Je me souviendrai toujours du film Fais de l’air Fred, de cette fille et de son insupportable ami imaginaire. Fred était surexcité et me mettait mal à l’aise. C’était la première fois que j’étais exposée au concept. J’ai vu le film, puis je l’ai oublié.
 
C’est ce que je croyais. Mais quand mon fils m’a présenté Hengku, débarqué directement de son monde imaginaire, l’image de Fred a tout de suite surgi dans ma tête et pour la première fois, je lui ai trouvé un petit quelque chose d’attachant. J’ai vu un peu de tendresse derrière ses expressions malignes. J’ai vu ce personnage qui se permet de tester toutes les limites au nom de l’enfant qui n’ose pas le faire.
 
Ça m’a attendrie. Et ça m’a fait peur aussi. Après tout, Fred n’inspire pas la sérénité!

Une idée des airs de Fred!
Crédit : movies.film-cine.com

Semble-t-il que les amitiés imaginaires naissent généralement entre 3 et 5 ans. Celles de mon fils sont arrivées un peu avant ses 2 ans. En même temps que le terrible two!
 
Hengku, donc, est apparu dans nos vies quelques mois après Loéo. D’abord plutôt timide, il nous rendait visite occasionnellement. Étonnamment bien discipliné, il n’était pas trop envahissant.
 
Cette apparence de bonne conduite n’était que le résultat de sa gêne, car bien vite, Hengku a trouvé ses aises parmi nous. Il venait jouer de plus en plus souvent, s’invitait à souper, etc. Il a même commencé à venir accompagné de Bembé.
 
Un jour, Hengku est devenu pas mal moins cool. De partenaire de jeu, il est devenu leader négatif et incitait Fiston à s’opposer à TOUT ce qu’on disait…

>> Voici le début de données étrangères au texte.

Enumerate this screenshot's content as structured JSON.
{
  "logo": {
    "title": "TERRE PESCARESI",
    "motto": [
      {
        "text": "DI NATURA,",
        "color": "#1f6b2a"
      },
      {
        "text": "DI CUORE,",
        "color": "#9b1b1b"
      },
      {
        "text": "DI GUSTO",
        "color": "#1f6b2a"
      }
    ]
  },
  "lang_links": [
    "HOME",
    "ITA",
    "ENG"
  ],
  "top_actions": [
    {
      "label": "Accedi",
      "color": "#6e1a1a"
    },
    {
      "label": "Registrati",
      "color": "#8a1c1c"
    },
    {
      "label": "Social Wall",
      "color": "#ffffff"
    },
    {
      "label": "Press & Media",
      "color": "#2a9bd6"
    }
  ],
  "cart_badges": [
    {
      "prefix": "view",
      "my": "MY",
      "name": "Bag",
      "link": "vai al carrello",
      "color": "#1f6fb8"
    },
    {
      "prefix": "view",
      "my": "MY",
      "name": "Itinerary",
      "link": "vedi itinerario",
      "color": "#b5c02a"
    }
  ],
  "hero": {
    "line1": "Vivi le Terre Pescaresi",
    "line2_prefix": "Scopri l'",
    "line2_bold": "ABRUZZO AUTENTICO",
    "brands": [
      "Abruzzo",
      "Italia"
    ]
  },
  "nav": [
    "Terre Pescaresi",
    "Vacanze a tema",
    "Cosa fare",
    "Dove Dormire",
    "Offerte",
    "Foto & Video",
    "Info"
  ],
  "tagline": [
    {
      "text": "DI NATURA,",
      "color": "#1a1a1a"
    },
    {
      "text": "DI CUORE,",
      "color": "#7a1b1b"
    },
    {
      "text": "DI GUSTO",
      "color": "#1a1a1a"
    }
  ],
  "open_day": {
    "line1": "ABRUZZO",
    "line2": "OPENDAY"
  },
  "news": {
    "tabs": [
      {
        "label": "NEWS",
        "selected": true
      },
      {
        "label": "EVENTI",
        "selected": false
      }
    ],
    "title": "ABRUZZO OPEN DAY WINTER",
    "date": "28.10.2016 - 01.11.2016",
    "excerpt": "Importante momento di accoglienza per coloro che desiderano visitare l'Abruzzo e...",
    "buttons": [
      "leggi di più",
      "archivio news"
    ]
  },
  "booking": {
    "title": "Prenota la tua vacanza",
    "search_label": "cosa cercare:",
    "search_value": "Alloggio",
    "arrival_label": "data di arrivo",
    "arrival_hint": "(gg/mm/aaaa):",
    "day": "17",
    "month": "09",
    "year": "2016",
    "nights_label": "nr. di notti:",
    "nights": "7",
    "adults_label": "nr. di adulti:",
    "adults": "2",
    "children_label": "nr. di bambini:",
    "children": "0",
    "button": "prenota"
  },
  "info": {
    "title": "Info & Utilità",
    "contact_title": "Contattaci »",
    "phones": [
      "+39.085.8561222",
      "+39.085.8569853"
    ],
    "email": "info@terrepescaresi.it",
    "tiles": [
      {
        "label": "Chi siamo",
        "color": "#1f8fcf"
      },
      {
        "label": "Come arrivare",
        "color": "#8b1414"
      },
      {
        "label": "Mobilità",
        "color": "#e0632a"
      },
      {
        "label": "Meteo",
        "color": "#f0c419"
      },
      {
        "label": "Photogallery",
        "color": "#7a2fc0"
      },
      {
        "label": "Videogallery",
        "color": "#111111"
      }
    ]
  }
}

-     C'est l'heure du dodo! Viens mon loup, on va s’habiller.
-     Hengku y dit de pas dormir.

-     Viens mon loup, on va s’habiller.
-     Hengku y veut pas.
-     Peut-être, mais c’est pas Hengku qui doit s’habiller, c’est toi.
-     Non mais Y FAUT PAS que je m’habille!
-     Comment ça?
-     C’est Bembé qui dit ça.
 
Je me suis mise à parler à voix haute à ces 2 petits délinquants. Je leur expliquais les situations, les conséquences. Je les chicanais et je les invitais à souper. Un soir, j’ai même « téléphoné » à leurs parents.
 
Le crescendo de l’amitié timide vers le trio de l’exaspération s'est échelonné sur un peu plus d’un an. Hengku a disparu aussi subitement qu’il est apparu. Un soir, alors que je venais de mettre Fiston au lit et qu’il se relevait une énième fois en s’inventant une raison de le faire, il m’a appelée à sa porte. Je m’attendais à l’habituelle envie de faire pipi, de boire, d’enlever ses bas, de remettre ses bas… Bref, à tout sauf ça. Du haut de ses 3 ans, il m’a annoncé, le plus sérieusement du monde :
 
-     Maman. Hengku y est mort.
-     Mort! Comment ça mon loup?
-     Ben. Y est mort, là. Y est parti dans le ciel. Avec pépé pis grand-papa Claude. 

Son expression semblait grave sans être triste. J’étais bouleversée par ses propos, qui me paraissaient trop lourds pour toute sa fragilité enfantine. 
 
La mort de Hengku m’a fait de la peine. Elle emportait avec elle une partie de mon petit garçon. Pour toujours.

Avez-vous déjà eu un ami imaginaire? Et vos enfants? Quelle place occupait-il dans vos vies?